Another hint that the tourist offices are not assigned to work upon climate change is given in the presentation of Östenvik‟s forthcoming tourism strategy. During the presentation it is said that the tourist office works according to the municipality‟s overarching target to increase employment, in their specific case employment in tourism. It is also said that the tourist office aims to increase the flow of visitors, and that the destination wants to participate in the national and regional growth trends in tourism. During the presentation of the tourist strategy for Östenvik one presenter mentions that climate change is an issue that the destination needs to be conscious about. However, the fact that business tourists arriving by airplane are appointed as a new target group in the strategy is left uncommented in terms of climate change. Yet, aviation is well-known as one of the substantial contributors to global climate change (Gössling & Hall, 2008; Scott et al., 2010). Arguing that the tourism strategy is developed in collaboration with the local government and municipal management, the absence of endeavours

to integrate climate change practically seems to be approved by the politicians and the administrative management.

Viewing the tourist offices‟ descriptions of their mission in the context of municipal management as a whole, the way the municipal management deals with the issue of climate change is a case of “multiple goals” (Hutter, 2005: 69). The municipal management selects the assignments for the single operations. On the assignment to derive organizational value from promoting the municipality and attracting visitors, the tourist offices do their best to reach that aim, regardless of other goals in the municipality. This leads to the paradox that the tourist offices carry out an operation that might contradict the endeavour of other operations, e.g., the work of the climate office to reduce greenhouse gas emissions, and manifests limitations for cross sectional engagement.

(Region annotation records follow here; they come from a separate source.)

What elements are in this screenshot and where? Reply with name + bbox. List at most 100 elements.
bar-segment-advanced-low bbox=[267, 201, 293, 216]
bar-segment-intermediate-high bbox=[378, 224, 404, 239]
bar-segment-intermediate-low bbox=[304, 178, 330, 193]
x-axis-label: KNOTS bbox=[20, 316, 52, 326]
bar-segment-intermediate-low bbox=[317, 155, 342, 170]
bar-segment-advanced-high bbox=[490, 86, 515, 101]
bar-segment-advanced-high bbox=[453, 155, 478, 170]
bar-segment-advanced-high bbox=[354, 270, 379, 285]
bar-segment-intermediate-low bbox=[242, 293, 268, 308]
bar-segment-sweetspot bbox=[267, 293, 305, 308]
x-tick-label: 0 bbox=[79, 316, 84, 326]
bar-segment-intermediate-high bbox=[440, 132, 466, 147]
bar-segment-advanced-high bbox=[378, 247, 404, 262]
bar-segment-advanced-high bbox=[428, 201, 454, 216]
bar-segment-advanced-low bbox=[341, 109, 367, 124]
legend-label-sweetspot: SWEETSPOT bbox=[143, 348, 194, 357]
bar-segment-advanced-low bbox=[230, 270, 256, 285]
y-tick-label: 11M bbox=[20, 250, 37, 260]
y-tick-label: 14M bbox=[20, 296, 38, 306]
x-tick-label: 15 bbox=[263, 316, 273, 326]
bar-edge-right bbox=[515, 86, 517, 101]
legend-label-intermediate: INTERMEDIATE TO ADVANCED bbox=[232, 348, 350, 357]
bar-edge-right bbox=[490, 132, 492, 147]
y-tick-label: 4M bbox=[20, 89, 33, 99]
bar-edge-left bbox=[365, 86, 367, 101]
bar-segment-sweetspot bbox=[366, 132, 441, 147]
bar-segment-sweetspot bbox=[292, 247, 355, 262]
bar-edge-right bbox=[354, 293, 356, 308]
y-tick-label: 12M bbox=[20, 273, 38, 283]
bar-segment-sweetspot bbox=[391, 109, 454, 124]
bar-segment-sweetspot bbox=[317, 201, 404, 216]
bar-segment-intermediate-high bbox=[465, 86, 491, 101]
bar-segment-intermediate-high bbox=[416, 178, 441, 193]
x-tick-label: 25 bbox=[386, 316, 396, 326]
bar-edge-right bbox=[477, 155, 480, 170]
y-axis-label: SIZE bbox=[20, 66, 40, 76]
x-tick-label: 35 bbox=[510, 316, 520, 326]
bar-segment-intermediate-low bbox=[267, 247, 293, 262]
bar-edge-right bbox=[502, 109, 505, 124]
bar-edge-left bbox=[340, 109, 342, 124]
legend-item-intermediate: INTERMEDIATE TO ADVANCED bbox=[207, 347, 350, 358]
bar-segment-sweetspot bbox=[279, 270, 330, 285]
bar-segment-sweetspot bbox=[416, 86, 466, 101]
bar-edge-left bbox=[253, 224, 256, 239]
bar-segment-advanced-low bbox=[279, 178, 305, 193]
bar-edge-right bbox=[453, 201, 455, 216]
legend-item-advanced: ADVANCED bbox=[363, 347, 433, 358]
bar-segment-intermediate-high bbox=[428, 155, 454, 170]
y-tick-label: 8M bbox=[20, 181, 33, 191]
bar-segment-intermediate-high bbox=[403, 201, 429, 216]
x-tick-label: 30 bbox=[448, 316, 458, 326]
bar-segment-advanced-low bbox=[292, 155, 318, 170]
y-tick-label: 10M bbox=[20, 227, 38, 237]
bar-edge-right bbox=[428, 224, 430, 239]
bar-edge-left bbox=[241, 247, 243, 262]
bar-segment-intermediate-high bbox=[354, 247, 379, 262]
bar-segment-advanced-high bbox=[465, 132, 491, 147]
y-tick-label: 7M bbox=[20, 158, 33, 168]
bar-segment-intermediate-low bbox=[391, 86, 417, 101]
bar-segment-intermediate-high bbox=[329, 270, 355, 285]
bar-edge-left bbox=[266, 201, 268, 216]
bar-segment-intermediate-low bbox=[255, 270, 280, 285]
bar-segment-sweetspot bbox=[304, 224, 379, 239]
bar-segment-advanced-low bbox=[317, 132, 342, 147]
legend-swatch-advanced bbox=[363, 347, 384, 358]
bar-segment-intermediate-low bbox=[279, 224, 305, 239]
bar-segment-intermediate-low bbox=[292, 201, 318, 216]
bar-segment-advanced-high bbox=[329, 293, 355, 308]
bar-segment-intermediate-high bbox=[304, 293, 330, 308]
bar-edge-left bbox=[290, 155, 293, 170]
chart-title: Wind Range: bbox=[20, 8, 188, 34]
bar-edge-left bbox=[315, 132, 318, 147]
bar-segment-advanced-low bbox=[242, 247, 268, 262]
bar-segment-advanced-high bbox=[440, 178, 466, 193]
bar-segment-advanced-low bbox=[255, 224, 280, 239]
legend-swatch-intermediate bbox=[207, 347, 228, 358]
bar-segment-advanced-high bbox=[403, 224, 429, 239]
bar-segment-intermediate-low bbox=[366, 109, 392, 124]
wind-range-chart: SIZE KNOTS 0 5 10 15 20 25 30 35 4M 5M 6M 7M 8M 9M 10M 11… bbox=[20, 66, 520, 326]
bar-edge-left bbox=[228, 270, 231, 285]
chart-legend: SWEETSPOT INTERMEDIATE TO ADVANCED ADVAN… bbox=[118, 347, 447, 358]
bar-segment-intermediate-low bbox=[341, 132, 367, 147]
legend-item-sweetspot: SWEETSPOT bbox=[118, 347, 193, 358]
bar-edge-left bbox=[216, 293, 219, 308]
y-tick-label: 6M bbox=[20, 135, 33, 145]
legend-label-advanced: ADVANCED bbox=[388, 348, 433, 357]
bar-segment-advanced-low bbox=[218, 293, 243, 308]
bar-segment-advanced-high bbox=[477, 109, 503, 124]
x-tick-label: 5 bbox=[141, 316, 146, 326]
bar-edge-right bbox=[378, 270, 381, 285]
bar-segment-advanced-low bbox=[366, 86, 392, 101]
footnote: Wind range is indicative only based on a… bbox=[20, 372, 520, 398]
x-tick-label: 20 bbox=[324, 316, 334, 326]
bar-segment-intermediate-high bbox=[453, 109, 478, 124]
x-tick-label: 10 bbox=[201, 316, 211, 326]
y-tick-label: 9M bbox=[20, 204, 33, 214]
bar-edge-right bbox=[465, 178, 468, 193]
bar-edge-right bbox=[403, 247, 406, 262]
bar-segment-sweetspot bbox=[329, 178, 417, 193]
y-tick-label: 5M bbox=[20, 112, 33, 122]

In conclusion the municipal management seems not to include the tourist offices in any form of climate change risk governance (Van Asselt & Renn, 2011). The tourist offices are not given an explicit assignment to deal with climate change. Hence, as the example shows non-inclusion is not always a matter of “silencing” players (Lidskog et al., 2010: 26), it can also be matter of letting players continue with business as usual.

As the municipal management appears not to encourage all operations in the municipal administration to collaborate on climate change risk governance, a joint understanding of climate change risk governance is not developed in the rows of the municipal administration (Boholm et al., forthcoming). Consequently, the operations of the tourist offices remain in their specific work sphere, unexposed to influences that might cast a spotlight of meaning on climate change (Wenger, 1998; 2003; Boholm et al., forthcoming).